No matter where my adventures take me, food tends to become a central part of the trip. Culinary travel has grown rapidly in popularity in recent years and I’ve jumped wholeheartedly on the bandwagon.
According to venngage.com , 88.2% of people consider food a defining element of choosing where they travel. And I’m not talking all you can eat buffets of just mass-produced food. We’re talking gastronomy, world renowned, Michelin rated, local celebrity type of chefs that are getting noticed by travelers and inspiring them to visit.
Eating utilizes all five senses. Not only do we taste our food, we also touch it, smell it, devour it with our eyes and listen to silence that often follows the first bite when everyone is savoring a dish.
We’re in a heightened state of being whenever we interact with food, so it stands to reason that intentionally experiencing food while you’re traveling will increase the intensity of the memories you build.
Some trips have fallen short when it comes to food, but after all of those less than stellar experiences, my most recent trip to Unico not only made up, but far exceeded every one of those.
This resort quite possibly fulfilled every vacation expectation, but what stands out the most on this first visit is the food. I was consistently wow’d over and over again at how local, authentic, fresh and unique each dish was crafted and presented. From each restaurant, to the poolside food, to the room service I ordered from morning till the middle of the night, I was offered local specialties and some of the most fresh and tasty offerings I have found at any other all-inclusive resort.
So how does this resort do this so differently? Well, each restaurant has their own unique chef, kitchen, theme, and inspiration. In addition to that, if you’re a repeat visitor, every year the chefs are changed up, allowing you to be surprised again and again.
Here are some pictures I took from each restaurant I got to taste and savor:
- Mi Carissa – the most elegant, fine dining experience on property that focuses on coastal Italian cuisine
- Cueva Siete – Named for the seven origin caves of Mayan mythos, Cueva Siete, or Cave Seven, derives its inspiration from all that is Yucatecan. This regionally focused restaurant serves dishes deeply rooted in Mexican flavors and traditions.
- Mura House – draws flavors and techniques from throughout Asia, with a concentration on Japan, its cuisine is guided by three principles: the harmony of flavor, precision through preparation, and quality of ingredients.

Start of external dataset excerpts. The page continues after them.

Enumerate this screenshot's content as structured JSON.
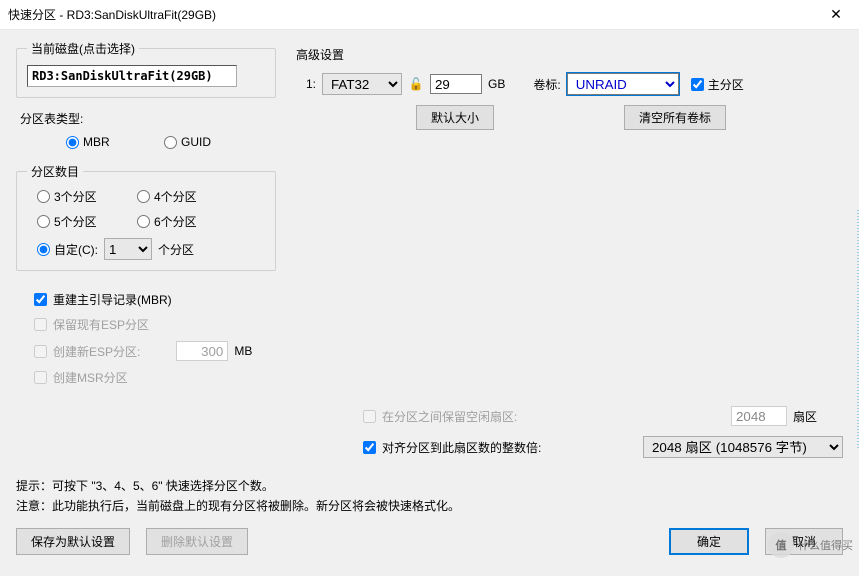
{
  "window": {
    "title": "快速分区 - RD3:SanDiskUltraFit(29GB)"
  },
  "currentDisk": {
    "legend": "当前磁盘(点击选择)",
    "value": "RD3:SanDiskUltraFit(29GB)"
  },
  "partitionTable": {
    "label": "分区表类型:",
    "mbr": "MBR",
    "guid": "GUID"
  },
  "partitionCount": {
    "legend": "分区数目",
    "p3": "3个分区",
    "p4": "4个分区",
    "p5": "5个分区",
    "p6": "6个分区",
    "customLabel": "自定(C):",
    "customValue": "1",
    "customSuffix": "个分区"
  },
  "checks": {
    "rebuildMbr": "重建主引导记录(MBR)",
    "keepEsp": "保留现有ESP分区",
    "newEsp": "创建新ESP分区:",
    "espSize": "300",
    "espUnit": "MB",
    "msr": "创建MSR分区"
  },
  "advanced": {
    "title": "高级设置",
    "index": "1:",
    "fs": "FAT32",
    "size": "29",
    "sizeUnit": "GB",
    "volLabel": "卷标:",
    "volValue": "UNRAID",
    "primary": "主分区",
    "defaultSizeBtn": "默认大小",
    "clearLabelsBtn": "清空所有卷标"
  },
  "reserve": {
    "label": "在分区之间保留空闲扇区:",
    "value": "2048",
    "unit": "扇区"
  },
  "align": {
    "label": "对齐分区到此扇区数的整数倍:",
    "value": "2048 扇区 (1048576 字节)"
  },
  "hints": {
    "line1": "提示：可按下 \"3、4、5、6\" 快速选择分区个数。",
    "line2": "注意：此功能执行后，当前磁盘上的现有分区将被删除。新分区将会被快速格式化。"
  },
  "buttons": {
    "saveDefault": "保存为默认设置",
    "deleteDefault": "删除默认设置",
    "ok": "确定",
    "cancel": "取消"
  },
  "watermark": {
    "badge": "值",
    "text": "什么值得买"
  }
}
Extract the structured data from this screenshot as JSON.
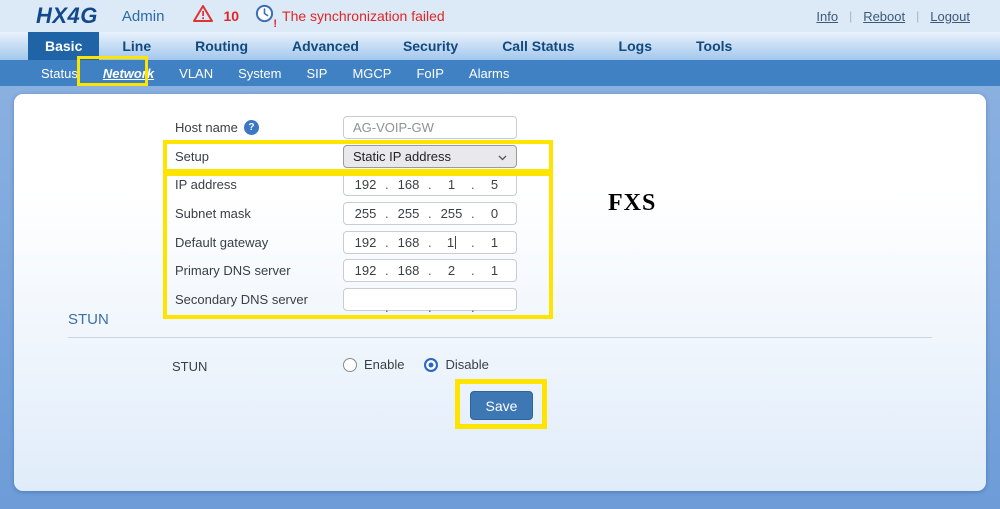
{
  "header": {
    "brand": "HX4G",
    "user": "Admin",
    "alert_count": "10",
    "alert_message": "The synchronization failed",
    "links": [
      {
        "label": "Info"
      },
      {
        "label": "Reboot"
      },
      {
        "label": "Logout"
      }
    ],
    "icons": {
      "warning": "warning-triangle",
      "sync": "sync-failed-clock"
    },
    "alert_color": "#e02626"
  },
  "nav": {
    "tabs": [
      {
        "label": "Basic",
        "active": true
      },
      {
        "label": "Line",
        "active": false
      },
      {
        "label": "Routing",
        "active": false
      },
      {
        "label": "Advanced",
        "active": false
      },
      {
        "label": "Security",
        "active": false
      },
      {
        "label": "Call Status",
        "active": false
      },
      {
        "label": "Logs",
        "active": false
      },
      {
        "label": "Tools",
        "active": false
      }
    ],
    "subtabs": [
      {
        "label": "Status",
        "active": false
      },
      {
        "label": "Network",
        "active": true
      },
      {
        "label": "VLAN",
        "active": false
      },
      {
        "label": "System",
        "active": false
      },
      {
        "label": "SIP",
        "active": false
      },
      {
        "label": "MGCP",
        "active": false
      },
      {
        "label": "FoIP",
        "active": false
      },
      {
        "label": "Alarms",
        "active": false
      }
    ],
    "active_tab_color": "#1e64a7",
    "subnav_color": "#3f81c2"
  },
  "form": {
    "host": {
      "label": "Host name",
      "value": "AG-VOIP-GW",
      "help_icon": "question-circle"
    },
    "setup": {
      "label": "Setup",
      "value": "Static IP address"
    },
    "ip_rows": [
      {
        "label": "IP address",
        "octets": [
          "192",
          "168",
          "1",
          "5"
        ]
      },
      {
        "label": "Subnet mask",
        "octets": [
          "255",
          "255",
          "255",
          "0"
        ]
      },
      {
        "label": "Default gateway",
        "octets": [
          "192",
          "168",
          "1",
          "1"
        ]
      },
      {
        "label": "Primary DNS server",
        "octets": [
          "192",
          "168",
          "2",
          "1"
        ]
      },
      {
        "label": "Secondary DNS server",
        "octets": [
          "",
          "",
          "",
          ""
        ]
      }
    ]
  },
  "annotation": {
    "fxs_label": "FXS",
    "highlight_color": "#ffe400"
  },
  "stun": {
    "section_title": "STUN",
    "label": "STUN",
    "options": [
      {
        "label": "Enable"
      },
      {
        "label": "Disable"
      }
    ],
    "selected": "Disable"
  },
  "save_label": "Save"
}
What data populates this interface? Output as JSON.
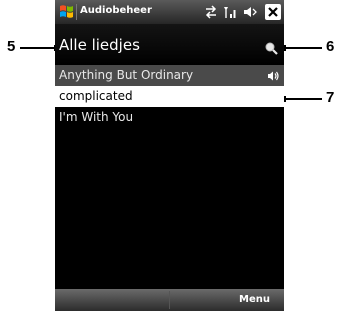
{
  "window": {
    "title": "Audiobeheer"
  },
  "header": {
    "title": "Alle liedjes"
  },
  "songs": [
    {
      "title": "Anything But Ordinary",
      "state": "playing"
    },
    {
      "title": "complicated",
      "state": "selected"
    },
    {
      "title": "I'm With You",
      "state": "normal"
    }
  ],
  "softkeys": {
    "left": "",
    "right": "Menu"
  },
  "callouts": {
    "five": "5",
    "six": "6",
    "seven": "7"
  },
  "icons": {
    "start": "windows-flag-icon",
    "connectivity": "sync-arrows-icon",
    "signal": "signal-icon",
    "volume": "speaker-icon",
    "close": "close-icon",
    "search": "search-icon",
    "now_playing": "speaker-icon"
  },
  "colors": {
    "selection_background": "#ffffff",
    "playing_background": "#4a4a4a",
    "screen_background": "#000000"
  }
}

- UNICO 20°N 87°W Grill – classic grill , serving up choice cuts of steak and fish. Freshly prepared and some of the best desserts of the property can be found here.

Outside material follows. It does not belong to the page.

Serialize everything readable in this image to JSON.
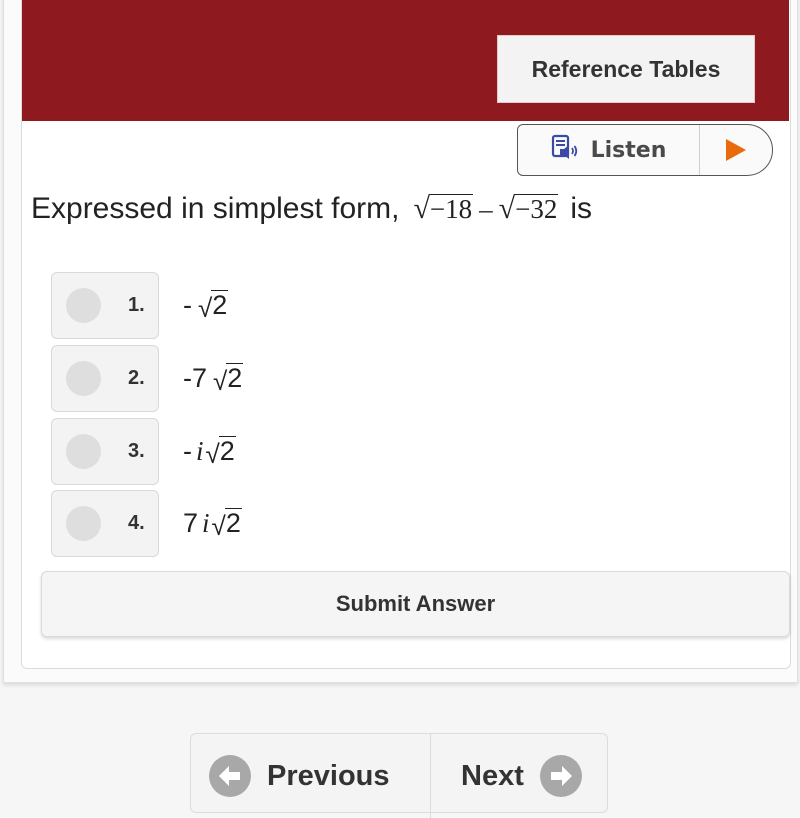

- Inez Café – The perfect quick stop for juices, coffee, tea and baked goods in the morning and then stop back for sandwiches, paninis and meal-sized salads for lunch and dinner.
- Poolside Service – from ceviche, to pizza, salads and sandwiches, order up from your Unico app for delivery straight to your chair.
- Palmera Lounge – This Cuban inspired lounge has expertly crafted cocktails that go perfectly with the cigar bar and lively entertainment
- Bar Balam – this day through night cocktail bar, radiating warmth, while calling to mind the mystique of hidden-door cocktail presents a thoughtful menu of craft cocktails that have a Mexican take on classic cocktail tradition.
- Gin Time – tea-based cocktails, which combine natural tea infusions with Gin – so fresh and unique
- In Room Dining – 24 hour service that you can order from phone or Unico app – so many choices, you have a hard time choosing!
And to top all of that, add in Summer Superbia – have you heard of it? 6 weeks, 6 chefs, 8 michelin stars – the ultimate journey of the senses. During these 6 weeks the resort has a chef and mixologist takeovers for a once a year experience that can’t be duplicated anywhere else.
I happened to get ever so lucky to be at Unico the week chef Noah Sandoval, from Oriole restaurant in Chicago, IL, who has many accolades including Food & Wine’s 2017 Best New Chefs and Best Chef 2019 by James Beard Foundation.
In addition to a fabulous multi-course meal, paired with some of the best wines to accompany each dish, I was able to watch in action Executive Mixologist, Luis Vallejo, and writer for Tales of the Cocktail and Ambassador for Campari group and Grand Mariner, Lorena Seligson mix up two of the most unique cocktails during their bar takeover one evening.
Check out the pictures below of my entire Superbia meal from start to finish, and the amazing wine pairing!
With each meal I found myself more and more panicked as my stay came to a close because I wanted more time to enjoy and indulge. I was incredibly lucky to eat at every single restaurant at least once during my stay, room service for breakfast, lunch and late night and sampled multiple dishes with each different spot on property.
There’s a world full of incredible foods beckoning to be eaten, but some destinations and resorts do it better than others. And even if you’re not a foodie, you still have to eat, right? So why not eat a little, learn a little and bring home another whole set of memories. These memories start at Unico and will have you planning your next trip at the time of your last meal during your stay.